The line still winds around some sharp curves and through residential neighborhoods, cutting across the yards of some homes in the process. Conventional street running was retained on Broadway through Beechview, where passengers board LRVs at safety islands in the center of the street.
|Street running in Beechview, May 20, 2000.|
Regular service to Penn Station -- Penn Park in PAT nomenclature -- began a little over a year later. Short turn runs were using the branch for layovers prior to that time. Under-utilized since its opening, Penn Park was served by a free shuttle from Steel Plaza until 1993.

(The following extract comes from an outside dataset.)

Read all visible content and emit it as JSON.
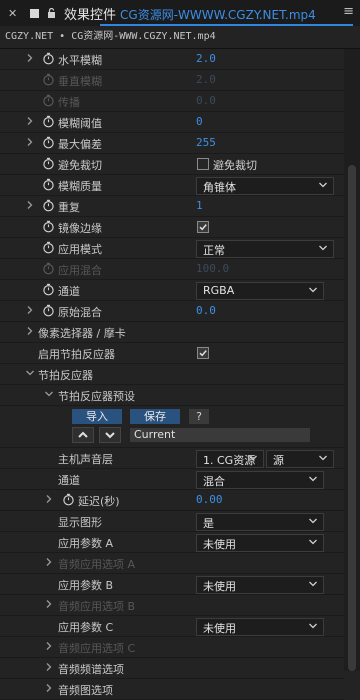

Stage I was up and running, and the new system was dubbed "The T." By the 1980s, rapid transit planners tended to avoid the word subway, fearing it would evoke in the public mind, rightly or wrongly, images of crime- and graffiti-Laden systems such as New York's. Euro-chic Metro was the pre-ferred term used by many new systems, but it just didn't seem to fit in Pittsburgh. The nickname T, used successfully in Boston, was adopted in Pittsburgh as modern-speak for trolley, that time-worn bit of Pittsburghese. The distinctive circle- T logo designed for the LRT system (and initially used only on LRVs) is reminiscent of Boston's MBTA logo.
PAT introduced operation of two-car LRV trains in peak hours and had experimented with LRV express runs, such as the short-lived 43S. PCCs still held down service on the unrebuilt lines. LRVs and PCCs mingled between Gateway Center and South Hills Junction, and between Castle Shannon and South Hills Village. Regular operation saw the two fleets otherwise segregated from one another.